Écrit originellement en 1971 et remanié sur quelques détails en 2011, l'œuvre de Christopher Priest intitulée Notre Ile sombre met en récit l'arrivée massive en Grande-Bretagne de migrants africains forcés de fuir leur continent. Si l'avant-propos rédigé par l'auteur lui-même dans la dernière édition précise le contexte de 1971 motivant le sujet du roman (violences et chaos en Irlande du Nord et migrations des Indiens de l'Afrique vers le Royaume-Uni à la suite de l'apparition de régimes dictatoriaux en Afrique), le lecteur du XXIe siècle saura trouver dans Notre Ile sombre un récit en écho avec l'actualité et les effets de la géopolitique sur les populations.

Construites autour des souvenirs du personnage-narrateur, Alan Whitman, les différentes parties du récit entremêlées présentent la crise internationale, depuis le désastre humanitaire en Afrique, entre guerre de ressources naturelles et conflit nucléaire, jusqu'à l'exode de millions de réfugiés en Angleterre.

Les paragraphes s'enchaînent, les contextes temporels s'enchevêtrent, et la (dé)construction narrative de Notre Ile sombre, pouvant rappeler la technique du cut-up dans Le Festin nu (1959) de William Burroughs entre divagations allégoriques et transe hallucinatoire ou encore la narration dyschronologique des chapitres du roman de Stéphane Beauverger Le Déchronologue (2009), accentuant le désordre temporel à la base du récit, met en relief dans le roman de Christopher Priest non seulement la notion de chaos social mais aussi le basculement brutal d'atmosphères entre confort et conflit.

Sans perdre le lecteur, le procédé utilisé par l'auteur permet de susciter l'activité suggestive, de percevoir l'évolution du personnage d'Alan Whitman dont les caractéristiques décrites le désignent a priori progressiste, et d'appréhender la gradation de la violence et la tension d'une situation devenue complexe comme le souligne l'utilisation pluri-référentielle du terme « réfugié » caractérisant tantôt la population africaine contrainte de fuir, tantôt la population britannique victime de la guerre civile.

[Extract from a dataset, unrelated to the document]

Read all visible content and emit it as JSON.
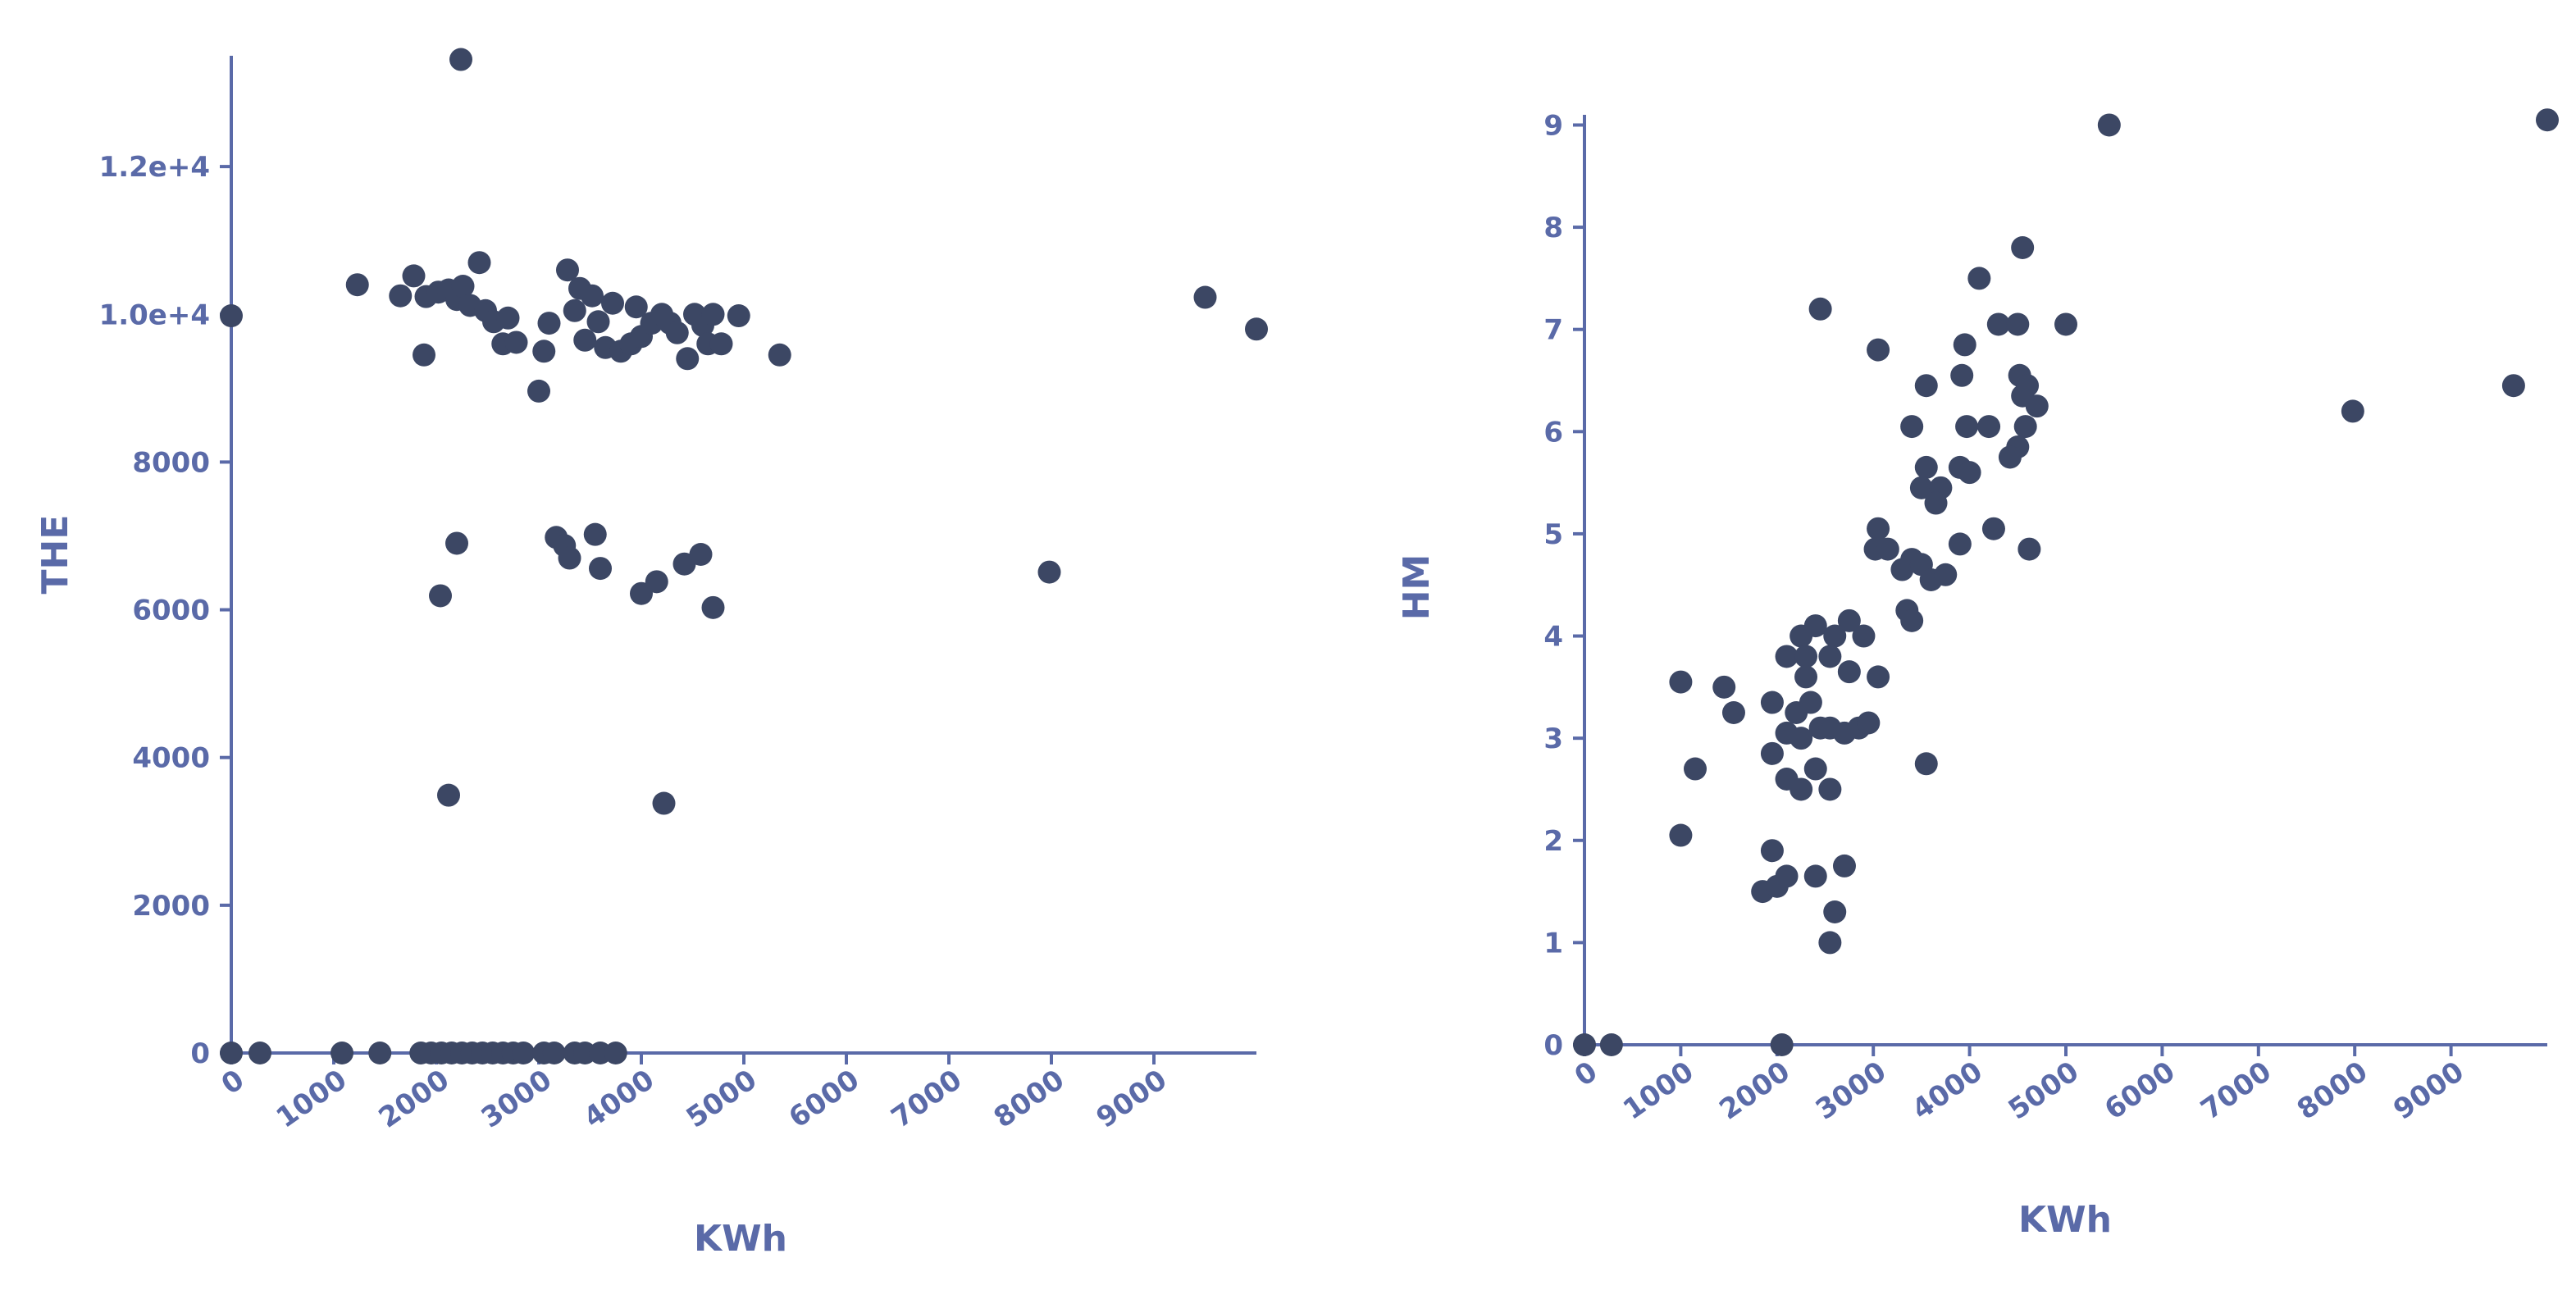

Des groupes de défense civils se forment, des comités sympathisants s'organisent, des milices et des groupes sécessionnistes voient le jour, la loi martiale accroit les pouvoirs et les droits des forces de l'ordre, les organisations humanitaires interviennent sur le sol britannique, des pays en conflit arment depuis l'étranger les différents groupes paramilitaires pro et anti-réfugiés... Les événements et le délitement de la société, rappelant Journal de Nuit (1993) de Jack Womack, rendent problématiques les gestes du quotidien d'Alan Whitman, pour finalement conduire ce dernier dans un état d'insécurité permanente.

Christopher Priest gomme ainsi la médiation par la radio et la télévision de l'actualité dramatique sévissant à l'étranger en internationalisant la crise humanitaire et brouillant expérience personnelle et sort public, comme le montrent les échos entre la situation de la société britannique et celle de la vie familiale d'Alan Whitman.

Récit de la chute d'un pays et des conséquences des décisions politiques, Notre Ile sombre percute le lecteur par le traitement à la fois global et personnel de la crise humanitaire. Le roman de Christopher Priest, entre mise à distance de l'agressivité raciste et présentation des limites concrètes des associations humanistes, montre le caractère implacable d'une catastrophe dans laquelle l'homme, tiraillé entre ses contradictions, y est malmené et fait l'expérience expiatoire de la survie au quotidien.